Copy Number Variant Analysis: The PGxome test detects most larger deletions and duplications including intragenic CNVs and large cytogenetic events; however aberrations in a small percentage of regions may not be accurately detected due to sequence paralogy (e.g., pseudogenes, segmental duplications), sequence properties, deletion/duplication size (e.g., 1-3 exons vs. 4 or more exons), and inadequate coverage. In general, sensitivity for single, double, or triple exon CNVs is ~70% and for CNVs of four exon size or larger is >95%, but may vary from gene-to-gene based on exon size, depth of coverage, and characteristics of the region.

Interpretation of the test results is limited by the information that is currently available. Better interpretation should be possible in the future as more data and knowledge about human genetics and this specific disorder are accumulated.

When sequencing does not reveal any heterozygous differences from the reference sequence, we cannot be certain that we were able to detect both patient alleles.

For technical reasons, the PGxome test is not 100% sensitive. Some exons cannot be efficiently captured, and some genes cannot be accurately sequenced because of the presence of multiple copies in the genome. Therefore, a small fraction of sequence variants will not be detected.

We sequence coding exons for all available transcripts plus 10 bp of flanking non-coding DNA for each exon. We also sequence other regions within or near genes in which pathogenic variants have been identified at PreventionGenetics or reported elsewhere.  Unless specifically indicated, test reports contain no information about other portions of genes.

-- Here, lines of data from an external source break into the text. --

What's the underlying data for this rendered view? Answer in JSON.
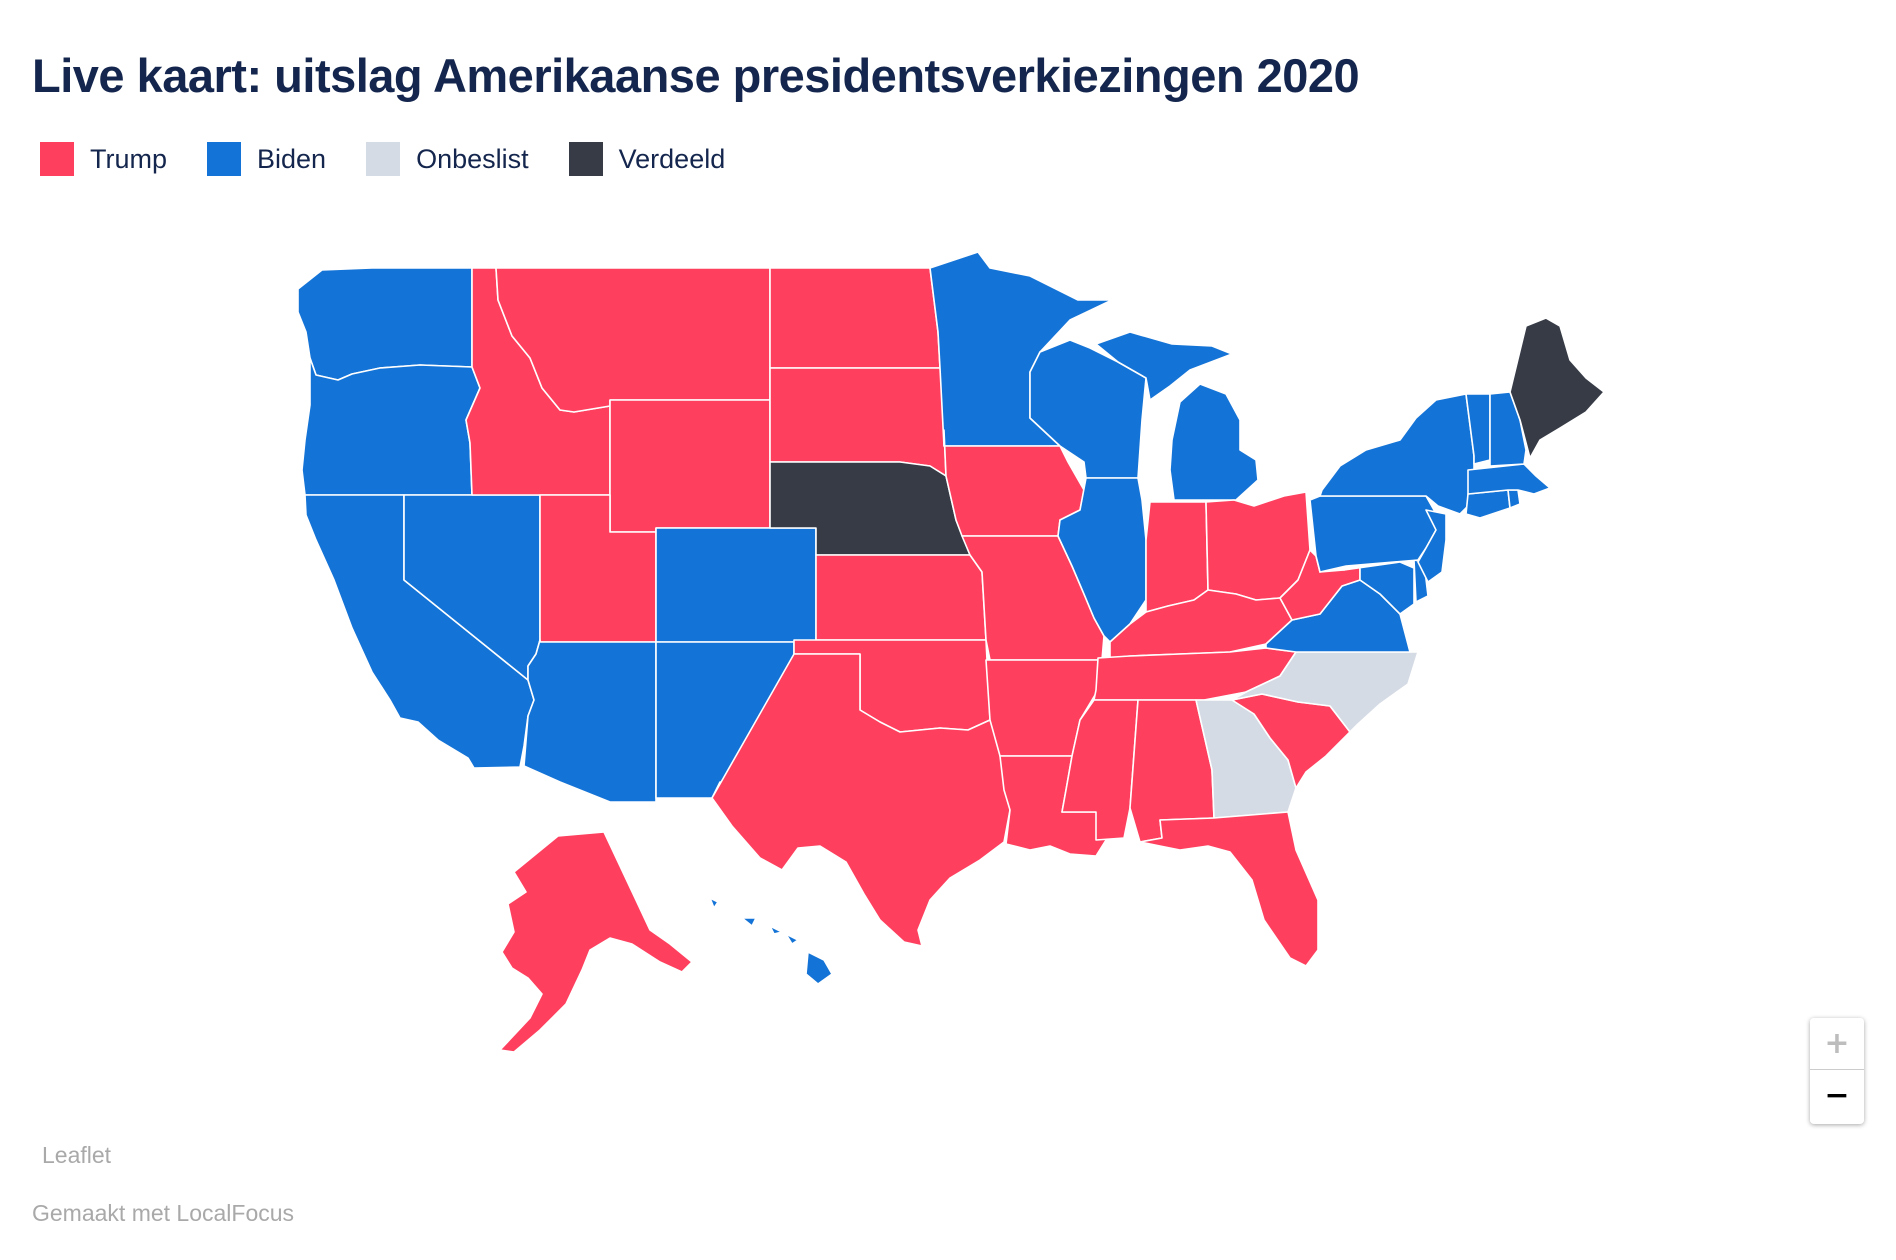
{
  "title": "Live kaart: uitslag Amerikaanse presidentsverkiezingen 2020",
  "legend": [
    {
      "label": "Trump",
      "color": "#ff3f5e"
    },
    {
      "label": "Biden",
      "color": "#1473d6"
    },
    {
      "label": "Onbeslist",
      "color": "#d5dbe5"
    },
    {
      "label": "Verdeeld",
      "color": "#363b46"
    }
  ],
  "colors": {
    "Trump": "#ff3f5e",
    "Biden": "#1473d6",
    "Onbeslist": "#d5dbe5",
    "Verdeeld": "#363b46",
    "border": "#ffffff"
  },
  "states": [
    {
      "abbr": "WA",
      "result": "Biden"
    },
    {
      "abbr": "OR",
      "result": "Biden"
    },
    {
      "abbr": "CA",
      "result": "Biden"
    },
    {
      "abbr": "NV",
      "result": "Biden"
    },
    {
      "abbr": "ID",
      "result": "Trump"
    },
    {
      "abbr": "MT",
      "result": "Trump"
    },
    {
      "abbr": "WY",
      "result": "Trump"
    },
    {
      "abbr": "UT",
      "result": "Trump"
    },
    {
      "abbr": "AZ",
      "result": "Biden"
    },
    {
      "abbr": "CO",
      "result": "Biden"
    },
    {
      "abbr": "NM",
      "result": "Biden"
    },
    {
      "abbr": "ND",
      "result": "Trump"
    },
    {
      "abbr": "SD",
      "result": "Trump"
    },
    {
      "abbr": "NE",
      "result": "Verdeeld"
    },
    {
      "abbr": "KS",
      "result": "Trump"
    },
    {
      "abbr": "OK",
      "result": "Trump"
    },
    {
      "abbr": "TX",
      "result": "Trump"
    },
    {
      "abbr": "MN",
      "result": "Biden"
    },
    {
      "abbr": "IA",
      "result": "Trump"
    },
    {
      "abbr": "MO",
      "result": "Trump"
    },
    {
      "abbr": "AR",
      "result": "Trump"
    },
    {
      "abbr": "LA",
      "result": "Trump"
    },
    {
      "abbr": "WI",
      "result": "Biden"
    },
    {
      "abbr": "IL",
      "result": "Biden"
    },
    {
      "abbr": "MI",
      "result": "Biden"
    },
    {
      "abbr": "IN",
      "result": "Trump"
    },
    {
      "abbr": "OH",
      "result": "Trump"
    },
    {
      "abbr": "KY",
      "result": "Trump"
    },
    {
      "abbr": "TN",
      "result": "Trump"
    },
    {
      "abbr": "MS",
      "result": "Trump"
    },
    {
      "abbr": "AL",
      "result": "Trump"
    },
    {
      "abbr": "GA",
      "result": "Onbeslist"
    },
    {
      "abbr": "FL",
      "result": "Trump"
    },
    {
      "abbr": "SC",
      "result": "Trump"
    },
    {
      "abbr": "NC",
      "result": "Onbeslist"
    },
    {
      "abbr": "VA",
      "result": "Biden"
    },
    {
      "abbr": "WV",
      "result": "Trump"
    },
    {
      "abbr": "MD",
      "result": "Biden"
    },
    {
      "abbr": "DE",
      "result": "Biden"
    },
    {
      "abbr": "PA",
      "result": "Biden"
    },
    {
      "abbr": "NJ",
      "result": "Biden"
    },
    {
      "abbr": "NY",
      "result": "Biden"
    },
    {
      "abbr": "CT",
      "result": "Biden"
    },
    {
      "abbr": "RI",
      "result": "Biden"
    },
    {
      "abbr": "MA",
      "result": "Biden"
    },
    {
      "abbr": "VT",
      "result": "Biden"
    },
    {
      "abbr": "NH",
      "result": "Biden"
    },
    {
      "abbr": "ME",
      "result": "Verdeeld"
    },
    {
      "abbr": "AK",
      "result": "Trump"
    },
    {
      "abbr": "HI",
      "result": "Biden"
    }
  ],
  "zoom": {
    "in": "+",
    "out": "−"
  },
  "attribution": "Leaflet",
  "credit": "Gemaakt met LocalFocus"
}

In most cases, we are unable to determine the phase of sequence variants. In particular, when we find two likely causative mutations for recessive disorders, we cannot be certain that the mutations are on different alleles.

Our ability to detect minor sequence variants due to somatic mosaicism is limited. Sequence variants that are present in less than 50% of the patient's nucleated cells may not be detected.

Runs of mononucleotide repeats (eg (A)n or (T)n) with n >8 in the reference sequence are generally not analyzed because of strand slippage during amplification.

Unless otherwise indicated, DNA sequence data is obtained from a specific cell-type (usually leukocytes if taken from whole blood). Test reports contain no information about the DNA sequence in other cell-types.

We cannot be certain that the reference sequences are correct.

Balanced translocations or inversions are only rarely detected.

Certain types of sex chromosome aneuploidy may not be detected.  

Our ability to detect CNVs due to somatic mosaicism is limited.

We have confidence in our ability to track a specimen once it has been received by PreventionGenetics. However, we take no responsibility for any specimen labeling errors that occur before the sample arrives at PreventionGenetics.

A negative finding does not rule out a genetic diagnosis.

Genetic counseling to help to explain test results to the patients and to discuss reproductive options is recommended.